Now we're seeing the emergence of something new, an approach built upon a highly distributed cache in which there are a number of servers, each hosting part of the data for the application. No SQL language interface is exposed to developers. Applications access the data through a middleware layer. The middleware layer knows how to search all of the individual data caches to find and then update records. The application doesn't know where the data is actually stored at execution time. This approach can be highly scalable.

As with other areas of technology, large organizations are likely to have all of these approaches implemented in the datacenter. IT managers are finding it more and more difficult to maintain these systems because finding a top expert MUMPS (now called M) or PICK can be rather challenging. So, organizations do their best to never touch these applications.

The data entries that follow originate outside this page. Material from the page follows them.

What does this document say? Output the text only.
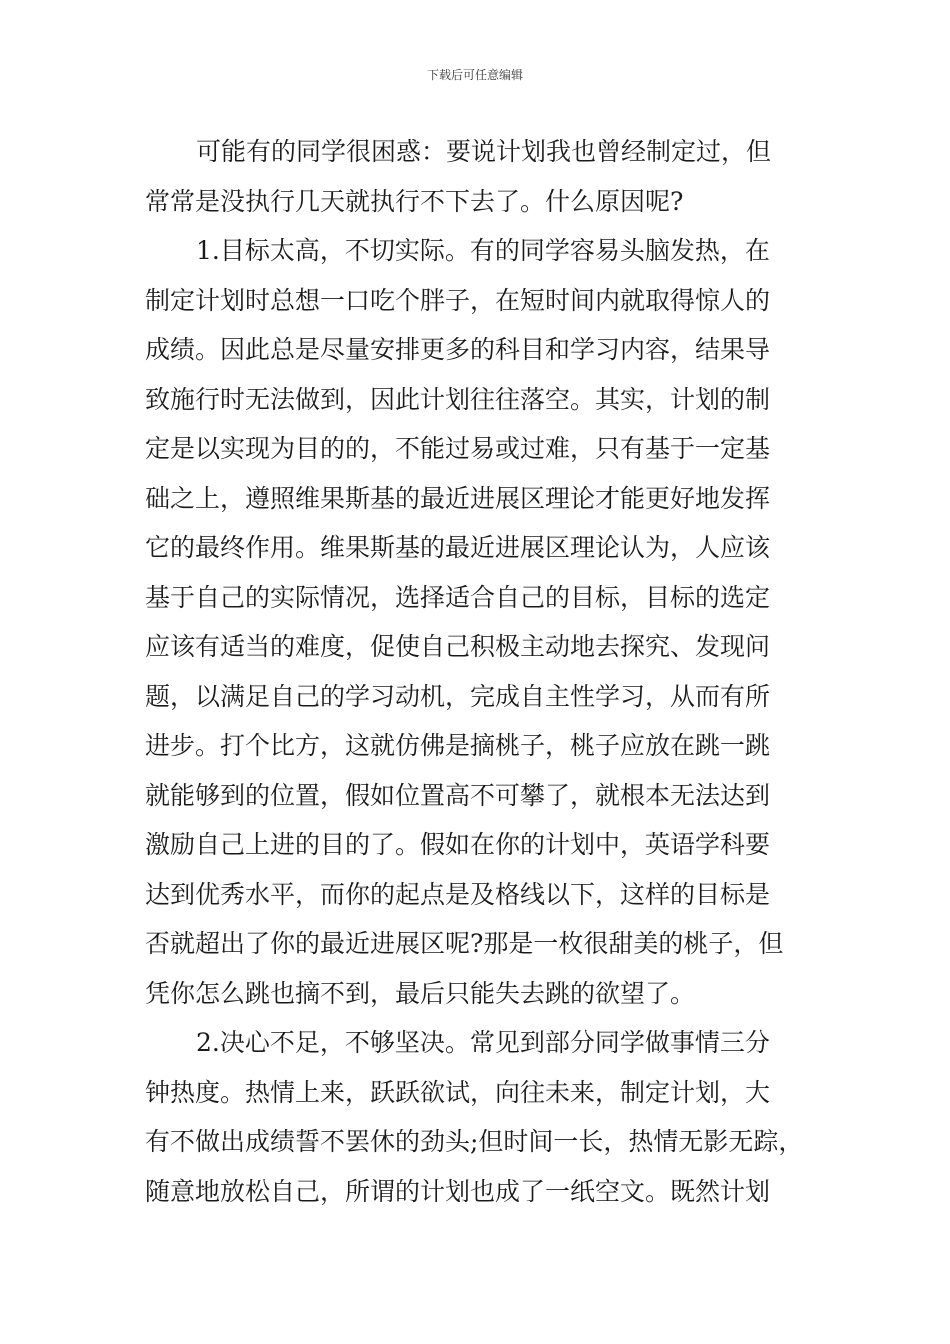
下载后可任意编辑
可能有的同学很困惑：要说计划我也曾经制定过，但
常常是没执行几天就执行不下去了。什么原因呢?
1.目标太高，不切实际。有的同学容易头脑发热，在
制定计划时总想一口吃个胖子，在短时间内就取得惊人的
成绩。因此总是尽量安排更多的科目和学习内容，结果导
致施行时无法做到，因此计划往往落空。其实，计划的制
定是以实现为目的的，不能过易或过难，只有基于一定基
础之上，遵照维果斯基的最近进展区理论才能更好地发挥
它的最终作用。维果斯基的最近进展区理论认为，人应该
基于自己的实际情况，选择适合自己的目标，目标的选定
应该有适当的难度，促使自己积极主动地去探究、发现问
题，以满足自己的学习动机，完成自主性学习，从而有所
进步。打个比方，这就仿佛是摘桃子，桃子应放在跳一跳
就能够到的位置，假如位置高不可攀了，就根本无法达到
激励自己上进的目的了。假如在你的计划中，英语学科要
达到优秀水平，而你的起点是及格线以下，这样的目标是
否就超出了你的最近进展区呢?那是一枚很甜美的桃子，但
凭你怎么跳也摘不到，最后只能失去跳的欲望了。
2.决心不足，不够坚决。常见到部分同学做事情三分
钟热度。热情上来，跃跃欲试，向往未来，制定计划，大
有不做出成绩誓不罢休的劲头;但时间一长，热情无影无踪，
随意地放松自己，所谓的计划也成了一纸空文。既然计划
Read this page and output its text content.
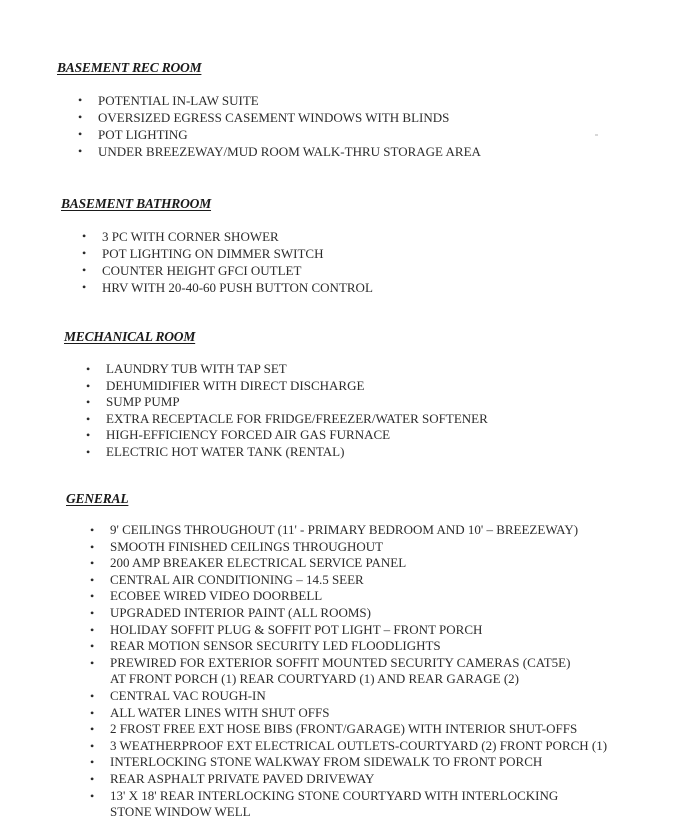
BASEMENT REC ROOM
• POTENTIAL IN-LAW SUITE
• OVERSIZED EGRESS CASEMENT WINDOWS WITH BLINDS
• POT LIGHTING
• UNDER BREEZEWAY/MUD ROOM WALK-THRU STORAGE AREA
BASEMENT BATHROOM
• 3 PC WITH CORNER SHOWER
• POT LIGHTING ON DIMMER SWITCH
• COUNTER HEIGHT GFCI OUTLET
• HRV WITH 20-40-60 PUSH BUTTON CONTROL
MECHANICAL ROOM
• LAUNDRY TUB WITH TAP SET
• DEHUMIDIFIER WITH DIRECT DISCHARGE
• SUMP PUMP
• EXTRA RECEPTACLE FOR FRIDGE/FREEZER/WATER SOFTENER
• HIGH-EFFICIENCY FORCED AIR GAS FURNACE
• ELECTRIC HOT WATER TANK (RENTAL)
GENERAL
• 9' CEILINGS THROUGHOUT (11' - PRIMARY BEDROOM AND 10' – BREEZEWAY)
• SMOOTH FINISHED CEILINGS THROUGHOUT
• 200 AMP BREAKER ELECTRICAL SERVICE PANEL
• CENTRAL AIR CONDITIONING – 14.5 SEER
• ECOBEE WIRED VIDEO DOORBELL
• UPGRADED INTERIOR PAINT (ALL ROOMS)
• HOLIDAY SOFFIT PLUG & SOFFIT POT LIGHT – FRONT PORCH
• REAR MOTION SENSOR SECURITY LED FLOODLIGHTS
• PREWIRED FOR EXTERIOR SOFFIT MOUNTED SECURITY CAMERAS (CAT5E)
AT FRONT PORCH (1) REAR COURTYARD (1) AND REAR GARAGE (2)
• CENTRAL VAC ROUGH-IN
• ALL WATER LINES WITH SHUT OFFS
• 2 FROST FREE EXT HOSE BIBS (FRONT/GARAGE) WITH INTERIOR SHUT-OFFS
• 3 WEATHERPROOF EXT ELECTRICAL OUTLETS-COURTYARD (2) FRONT PORCH (1)
• INTERLOCKING STONE WALKWAY FROM SIDEWALK TO FRONT PORCH
• REAR ASPHALT PRIVATE PAVED DRIVEWAY
• 13' X 18' REAR INTERLOCKING STONE COURTYARD WITH INTERLOCKING
STONE WINDOW WELL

Will NoSQL database products, such as Cassandra, become the standard approach over time? That's not likely to happen any time soon.  Organizations have too much investment in applications based upon other approaches and are unlikely to abandon them now.

Will new applications be built using NoSQL approaches? Organizations needing extreme transactional processing will need to consider this approach and other approaches for distributed cache or "virtual memory" databases, such as those offered by RNA Networks or Gemstone.